95 ème sortie.
Participants :
Marcel C, Gaby et Jacky S, Sylvane et Baba R Claire et Gilles M, Ghislaine P et
Gérard D.
Cette séance a longtemps était
incertaine, de fortes pluies étaient annoncées. Jean-Jacques n’était pas
disponible.
Il a fallu attendre le vendredi pour se
décider : les derniers bulletins prévoyaient un décalage de la pluie sur
l’après midi. Mais c’est quand même sous un ciel bas de plafond que nous nous
retrouvons ce samedi 23 avril aux Poulettes.

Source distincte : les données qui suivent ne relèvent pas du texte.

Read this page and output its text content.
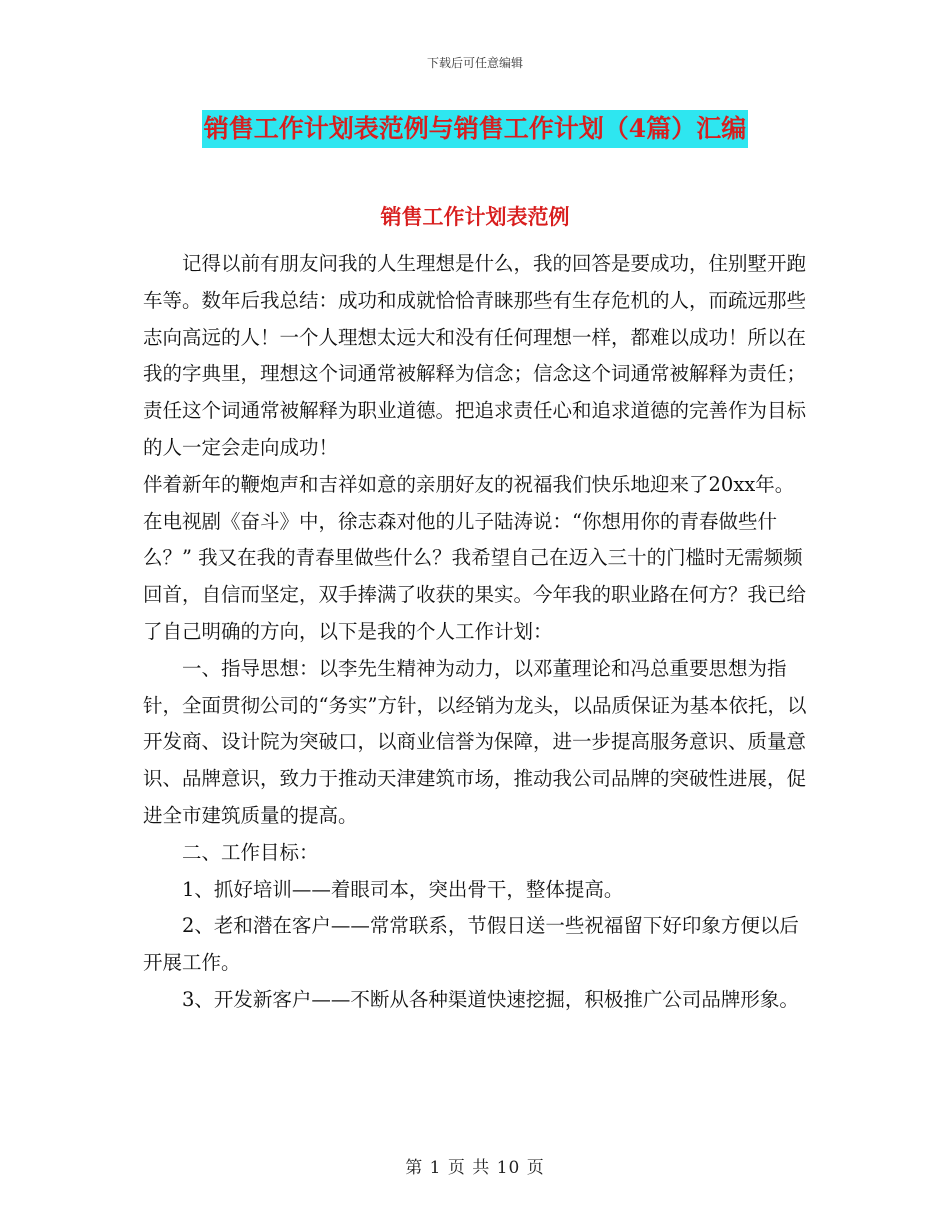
下载后可任意编辑
销售工作计划表范例与销售工作计划（4篇）汇编
销售工作计划表范例

记得以前有朋友问我的人生理想是什么，我的回答是要成功，住别墅开跑车等。数年后我总结：成功和成就恰恰青睐那些有生存危机的人，而疏远那些志向高远的人！一个人理想太远大和没有任何理想一样，都难以成功！所以在我的字典里，理想这个词通常被解释为信念；信念这个词通常被解释为责任；责任这个词通常被解释为职业道德。把追求责任心和追求道德的完善作为目标的人一定会走向成功！

伴着新年的鞭炮声和吉祥如意的亲朋好友的祝福我们快乐地迎来了20xx年。在电视剧《奋斗》中，徐志森对他的儿子陆涛说：“你想用你的青春做些什么？” 我又在我的青春里做些什么？我希望自己在迈入三十的门槛时无需频频回首，自信而坚定，双手捧满了收获的果实。今年我的职业路在何方？我已给了自己明确的方向，以下是我的个人工作计划：

一、指导思想：以李先生精神为动力，以邓董理论和冯总重要思想为指针，全面贯彻公司的“务实”方针，以经销为龙头，以品质保证为基本依托，以开发商、设计院为突破口，以商业信誉为保障，进一步提高服务意识、质量意识、品牌意识，致力于推动天津建筑市场，推动我公司品牌的突破性进展，促进全市建筑质量的提高。

二、工作目标：

1、抓好培训——着眼司本，突出骨干，整体提高。

2、老和潜在客户——常常联系，节假日送一些祝福留下好印象方便以后开展工作。

3、开发新客户——不断从各种渠道快速挖掘，积极推广公司品牌形象。

第 1 页 共 10 页
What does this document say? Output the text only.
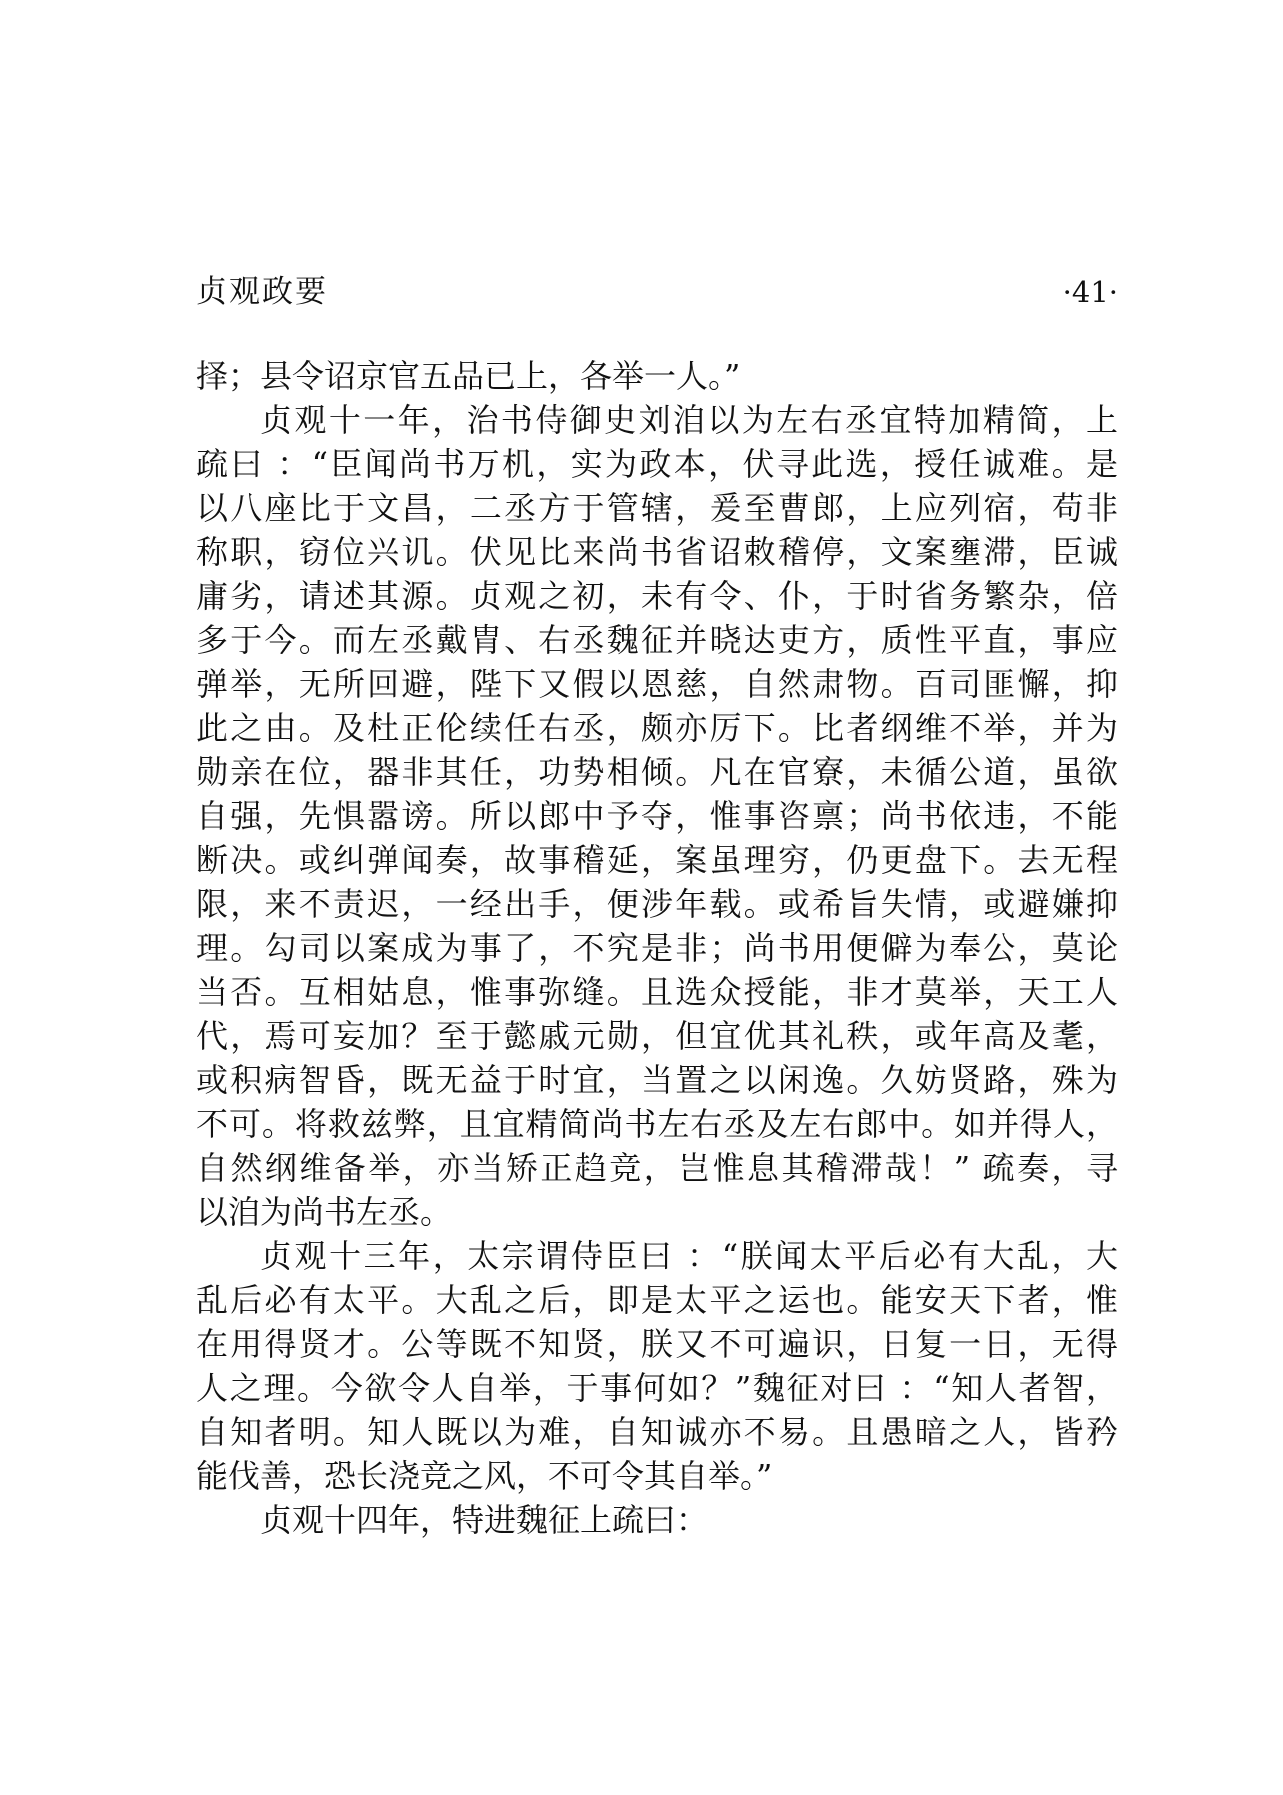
贞观政要	·41·
择；县令诏京官五品已上，各举一人。”
贞观十一年，治书侍御史刘洎以为左右丞宜特加精简，上
疏曰 ：“臣闻尚书万机，实为政本，伏寻此选，授任诚难。是
以八座比于文昌，二丞方于管辖，爰至曹郎，上应列宿，苟非
称职，窃位兴讥。伏见比来尚书省诏敕稽停，文案壅滞，臣诚
庸劣，请述其源。贞观之初，未有令、仆，于时省务繁杂，倍
多于今。而左丞戴胄、右丞魏征并晓达吏方，质性平直，事应
弹举，无所回避，陛下又假以恩慈，自然肃物。百司匪懈，抑
此之由。及杜正伦续任右丞，颇亦厉下。比者纲维不举，并为
勋亲在位，器非其任，功势相倾。凡在官寮，未循公道，虽欲
自强，先惧嚣谤。所以郎中予夺，惟事咨禀；尚书依违，不能
断决。或纠弹闻奏，故事稽延，案虽理穷，仍更盘下。去无程
限，来不责迟，一经出手，便涉年载。或希旨失情，或避嫌抑
理。勾司以案成为事了，不究是非；尚书用便僻为奉公，莫论
当否。互相姑息，惟事弥缝。且选众授能，非才莫举，天工人
代，焉可妄加？至于懿戚元勋，但宜优其礼秩，或年高及耄，
或积病智昏，既无益于时宜，当置之以闲逸。久妨贤路，殊为
不可。将救兹弊，且宜精简尚书左右丞及左右郎中。如并得人，
自然纲维备举，亦当矫正趋竞，岂惟息其稽滞哉！” 疏奏，寻
以洎为尚书左丞。
贞观十三年，太宗谓侍臣曰 ：“朕闻太平后必有大乱，大
乱后必有太平。大乱之后，即是太平之运也。能安天下者，惟
在用得贤才。公等既不知贤，朕又不可遍识，日复一日，无得
人之理。今欲令人自举，于事何如？”魏征对曰 ：“知人者智，
自知者明。知人既以为难，自知诚亦不易。且愚暗之人，皆矜
能伐善，恐长浇竞之风，不可令其自举。”
贞观十四年，特进魏征上疏曰：
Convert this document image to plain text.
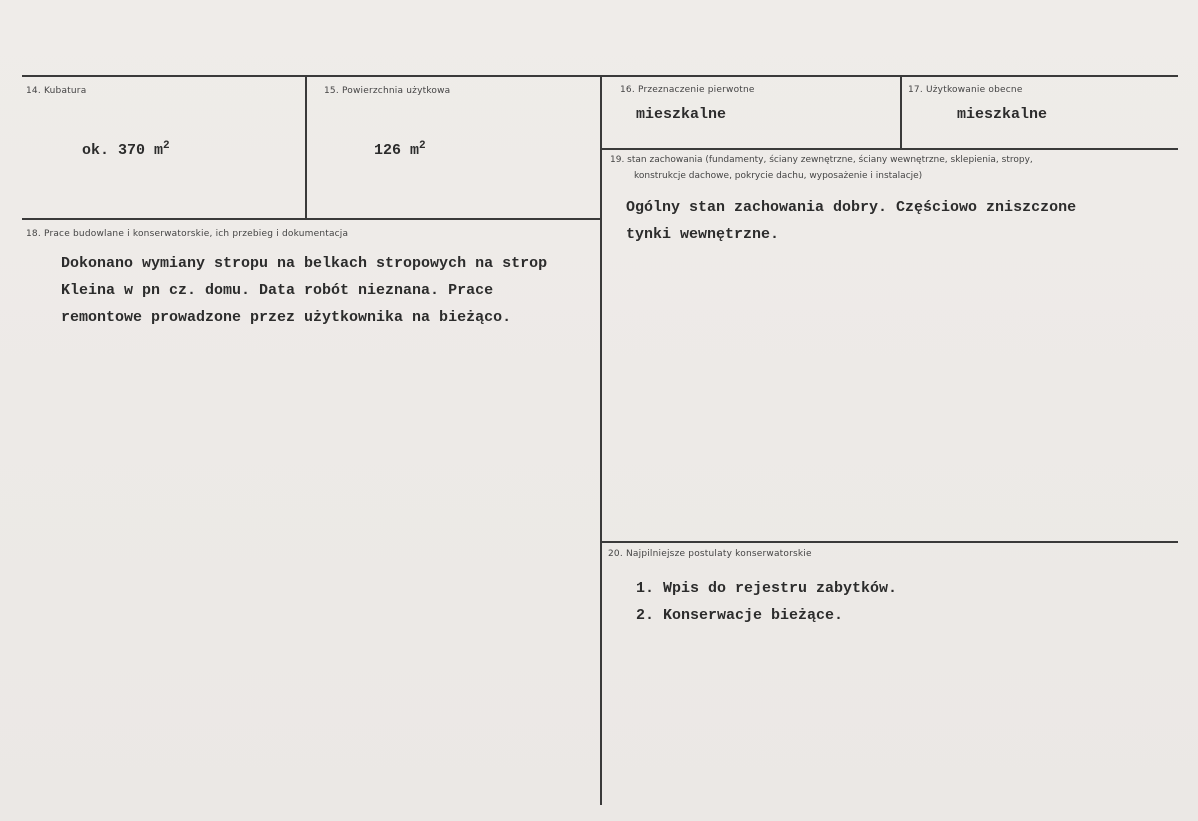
14. Kubatura
ok. 370 $m^2$
15. Powierzchnia użytkowa
126 $m^2$
16. Przeznaczenie pierwotne
mieszkalne
17. Użytkowanie obecne
mieszkalne
18. Prace budowlane i konserwatorskie, ich przebieg i dokumentacja
Dokonano wymiany stropu na belkach stropowych na strop
Kleina w pn cz. domu. Data robót nieznana. Prace
remontowe prowadzone przez użytkownika na bieżąco.
19. stan zachowania (fundamenty, ściany zewnętrzne, ściany wewnętrzne, sklepienia, stropy,
konstrukcje dachowe, pokrycie dachu, wyposażenie i instalacje)
Ogólny stan zachowania dobry. Częściowo zniszczone
tynki wewnętrzne.
20. Najpilniejsze postulaty konserwatorskie
1. Wpis do rejestru zabytków.
2. Konserwacje bieżące.
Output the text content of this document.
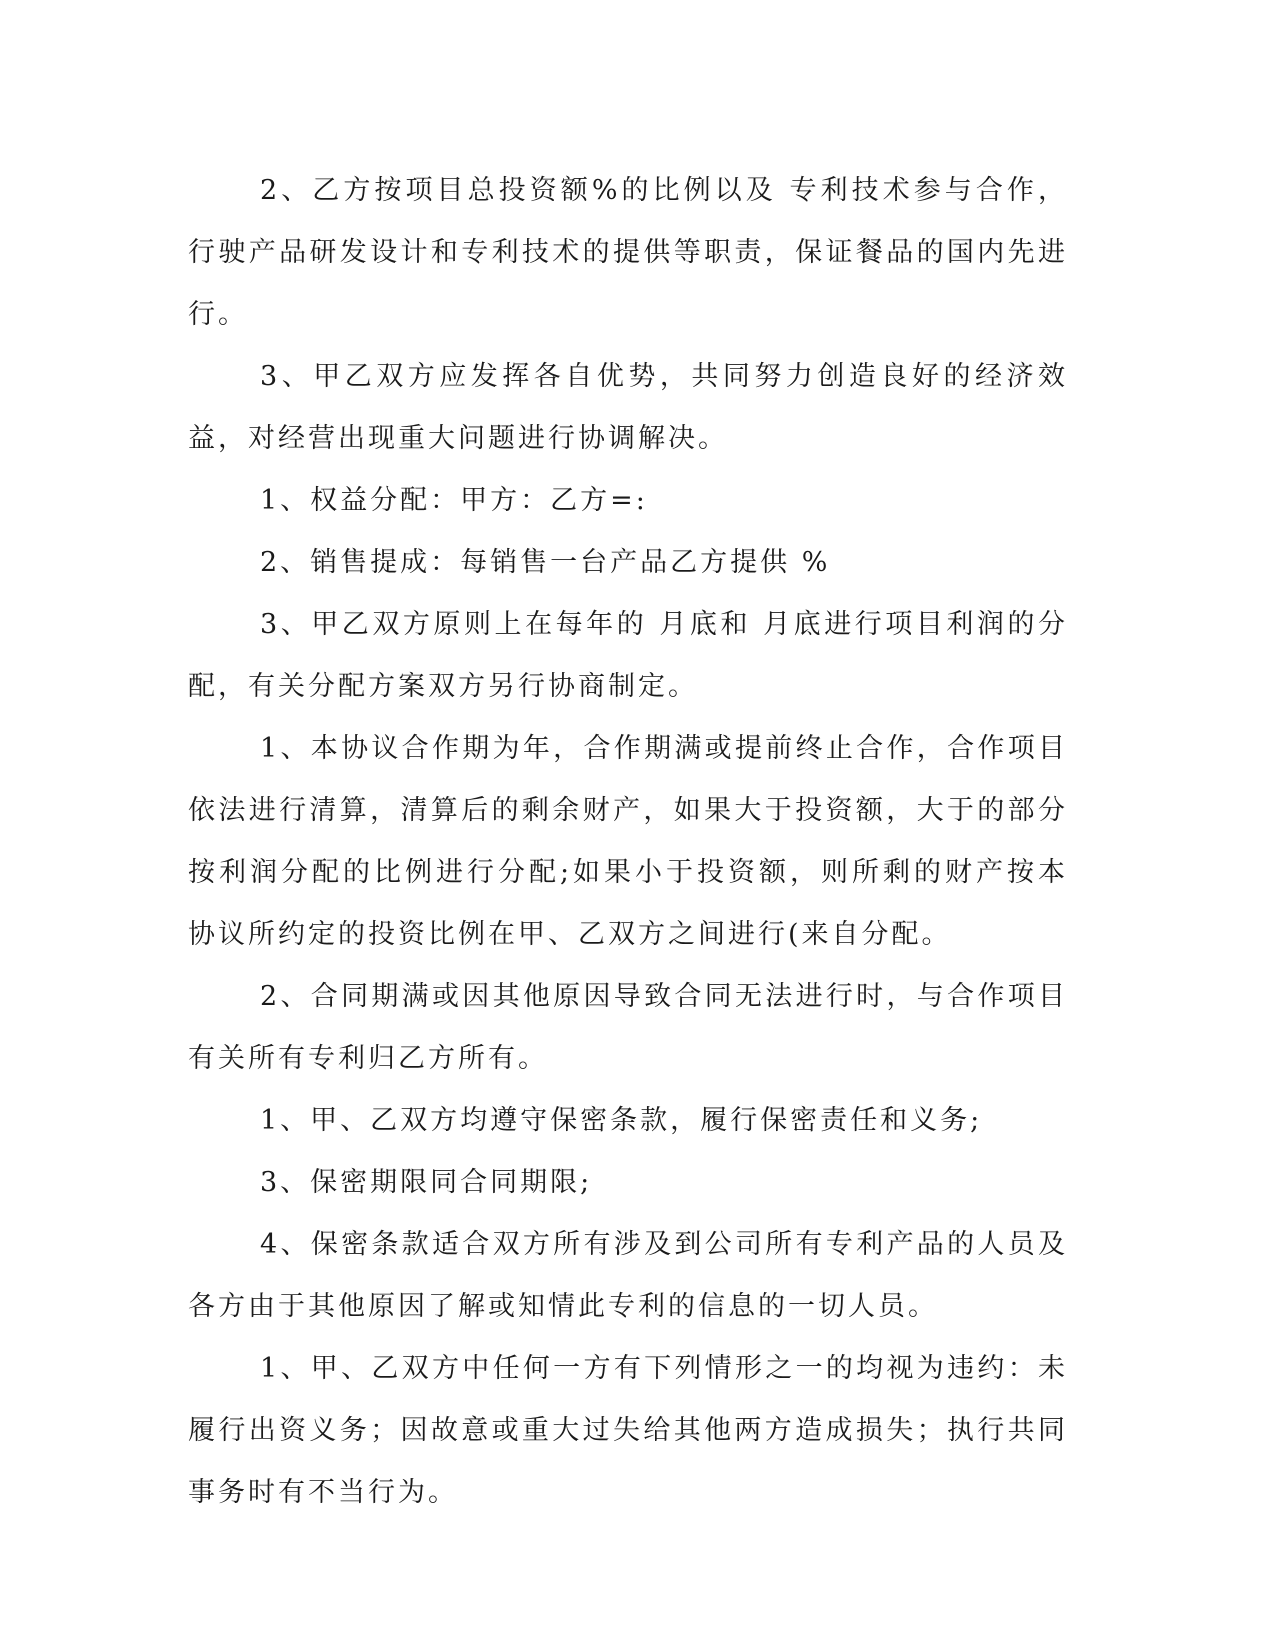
2、乙方按项目总投资额%的比例以及 专利技术参与合作，行驶产品研发设计和专利技术的提供等职责，保证餐品的国内先进行。

3、甲乙双方应发挥各自优势，共同努力创造良好的经济效益，对经营出现重大问题进行协调解决。

1、权益分配：甲方：乙方=:

2、销售提成：每销售一台产品乙方提供 %

3、甲乙双方原则上在每年的 月底和 月底进行项目利润的分配，有关分配方案双方另行协商制定。

1、本协议合作期为年，合作期满或提前终止合作，合作项目依法进行清算，清算后的剩余财产，如果大于投资额，大于的部分按利润分配的比例进行分配;如果小于投资额，则所剩的财产按本协议所约定的投资比例在甲、乙双方之间进行(来自分配。

2、合同期满或因其他原因导致合同无法进行时，与合作项目有关所有专利归乙方所有。

1、甲、乙双方均遵守保密条款，履行保密责任和义务;

3、保密期限同合同期限;

4、保密条款适合双方所有涉及到公司所有专利产品的人员及各方由于其他原因了解或知情此专利的信息的一切人员。

1、甲、乙双方中任何一方有下列情形之一的均视为违约：未履行出资义务；因故意或重大过失给其他两方造成损失；执行共同事务时有不当行为。
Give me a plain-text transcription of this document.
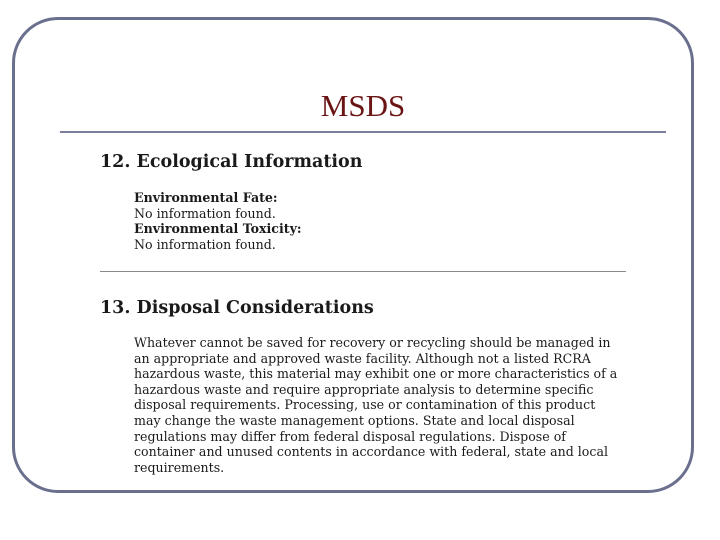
MSDS
12. Ecological Information
Environmental Fate:
No information found.
Environmental Toxicity:
No information found.
13. Disposal Considerations
Whatever cannot be saved for recovery or recycling should be managed in
an appropriate and approved waste facility. Although not a listed RCRA
hazardous waste, this material may exhibit one or more characteristics of a
hazardous waste and require appropriate analysis to determine specific
disposal requirements. Processing, use or contamination of this product
may change the waste management options. State and local disposal
regulations may differ from federal disposal regulations. Dispose of
container and unused contents in accordance with federal, state and local
requirements.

Dès 9 heures, Il y a Marcel et viennent
ensuite, Gaby et Jacky, Ghislaine et Gérard, qui ont passés la nuit dans leurs
fourgons, non loin des Poulettes
Il commence à tomber quelques gouttes,
Gérard gare son fourgon devant l’aven et sort son auvent : il protégera de
la pluie.
Sylvane et Baba arrivent Claire et
Gilles ont un peu de retard : ils sont passés chez Jean-Jacques pour
récupérer le matériel.
Le but de la journée est de sortir les
gravats du fond jusqu’à – 15 m.
Après une rapide inspection du fond, il
y manque un peu d’air et la gaine de ventilation a bougé sous le souffle du
dernier tir. Nous équipons le trou pour la journée : Groupe électrogène,
ventilation, câbles électriques, cordes, moteur à poulie, kit « marteau
burin pied de biche » et un burineur. Mais nous attendons un peu que la
ventilation fasse son effet.
Ce matin nous allons essayer un burineur
plus léger que notre fidèle burineur qui reste en surface pour le moment.
Nous ne sommes pas trop de 3 pour
descendre le moteur à poulie qui fait son poids.
Nous nous installons dans le puits entre
le fond et – 15 m.
Gérard au déblayage, Gilles et Jacky
pour guider les bacs et Marcel pour manœuvrer le moteur et vider à – 15 m. Baba
est en surface avec le généphone.
Après quelques remontées de bac, il y a
beaucoup de roches fissurées. Le burineur rentre en action. Même s’il est plus
maniable que le gros burineur, il ne produit pas le même travail.
Nous continuons jusqu’à 12 h 30 et nous
remontons en surface où il y a eu une grosse averse.
Pas possible de manger tous ensemble, il
pleut par intermittence. Nous nous répartissons dans les fourgons, seul Marcel
mange dans sa voiture.
Nous redescendons vers 14 h 30, nous ne
sommes plus que 3 : Gilles, Marcel et Gérard.
Notre burineur fétiche est avec nous et
c’est plus la même histoire au fond. La fissure que nous dégageons ne part plus
à 90° à gauche comme nous l’avons cru. Mais elle repart tout droit après un décalage
et elle est pleine d’argile.
En plantant le pied de biche, qui
s’enfonce de 30 cm, nous constatons que l’argile est mélangé avec du sable. A
trois, c’est plus difficile pour la remontée des bacs, mais nous y arrivons.
Nous avons tout dégagé pour la prochaine
piqûre du fond. Nous remontons le matériel en surface en faisant des relais
pour réduire l’effort et protéger des chocs pour le perfo et le moteur.
Il est 17 h 30 quand nous sommes en
surface. Il a beaucoup plu. Baba est resté sous la pluie tout l’après-midi
stoïquement. Nous nous séparons à 18 h.